D’après Abu al-Kabash, la violence s’est accrue après les vacances musulmanes de l’Eid al-Fitr au mois de mai. « Ils se garent à l’entrée des maisons. Certains d’entre eux ont moins de 12 ans, en dessous de l’âge de la responsabilité criminelle. Ils entrent, regardent dans le réfrigérateur, ou dans nos téléphones. Que pouvons nous faire ? Ils veulent la Zone C pour Israël, prendre le contrôle de la terre grâce aux colons, mais sans faire la guerre. Mais où irons nous ? L’occupation est partout. »

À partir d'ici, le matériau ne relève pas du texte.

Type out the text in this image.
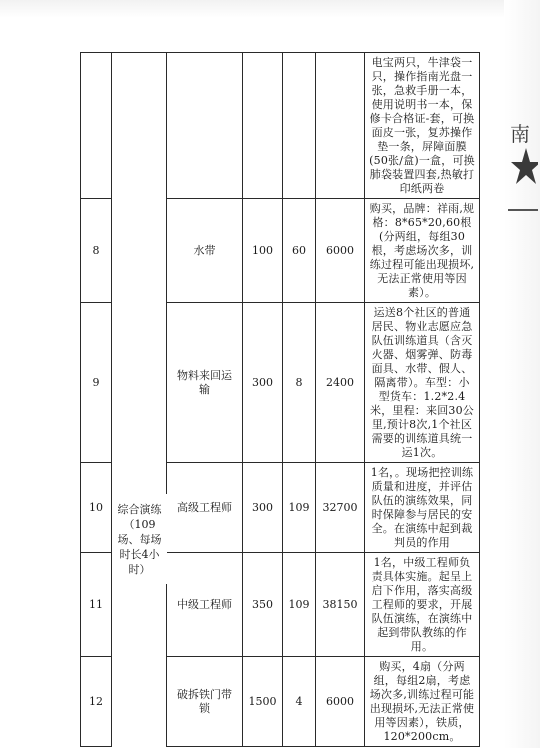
南
						电宝两只，牛津袋一只，操作指南光盘一张，急救手册一本，使用说明书一本，保修卡合格证-套，可换面皮一张，复苏操作垫一条，屏障面膜(50张/盒)一盒，可换肺袋装置四套,热敏打印纸两卷
8		水带	100	60	6000	购买，品牌：祥雨,规格：8*65*20,60根(分两组，每组30根，考虑场次多，训练过程可能出现损坏,无法正常使用等因素）。
9		物料来回运输	300	8	2400	运送8个社区的普通居民、物业志愿应急队伍训练道具（含灭火器、烟雾弹、防毒面具、水带、假人、隔离带）。车型：小型货车：1.2*2.4米，里程：来回30公里,预计8次,1个社区需要的训练道具统一运1次。
10		高级工程师	300	109	32700	1名，。现场把控训练质量和进度，并评估队伍的演练效果，同时保障参与居民的安全。在演练中起到裁判员的作用
11		中级工程师	350	109	38150	1名，中级工程师负责具体实施。起呈上启下作用，落实高级工程师的要求，开展队伍演练，在演练中起到带队教练的作用。
12		破拆铁门带锁	1500	4	6000	购买，4扇（分两组，每组2扇，考虑场次多,训练过程可能出现损坏,无法正常使用等因素），铁质，120*200cm。
综合演练（109场、每场时长4小时）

Ras a-Tin, voisine d’al-Qabun, a subi un harcèlement semblable et une sévère violence de la part des colons. Le jour où ses résidents ont fui, en juillet 2022, Ahmad Kaabna, le moukhtar de Ras a-Tin – qui est mort brutalement début août à l’âge de 60 ans – a dit à un groupe de militants : « Les colons ont fait peur aux femmes, aux enfants – tout le monde. Ils sont venus jusqu’aux maisons par groupes de 10 à 15 personnes … les militaires avec eux. Si vous leur parlez et dites ‘allez vous en, sortez d’ici’, ils appellent l’armée ou la police, qui viennent arrêter les jeunes [Palestiniens]. »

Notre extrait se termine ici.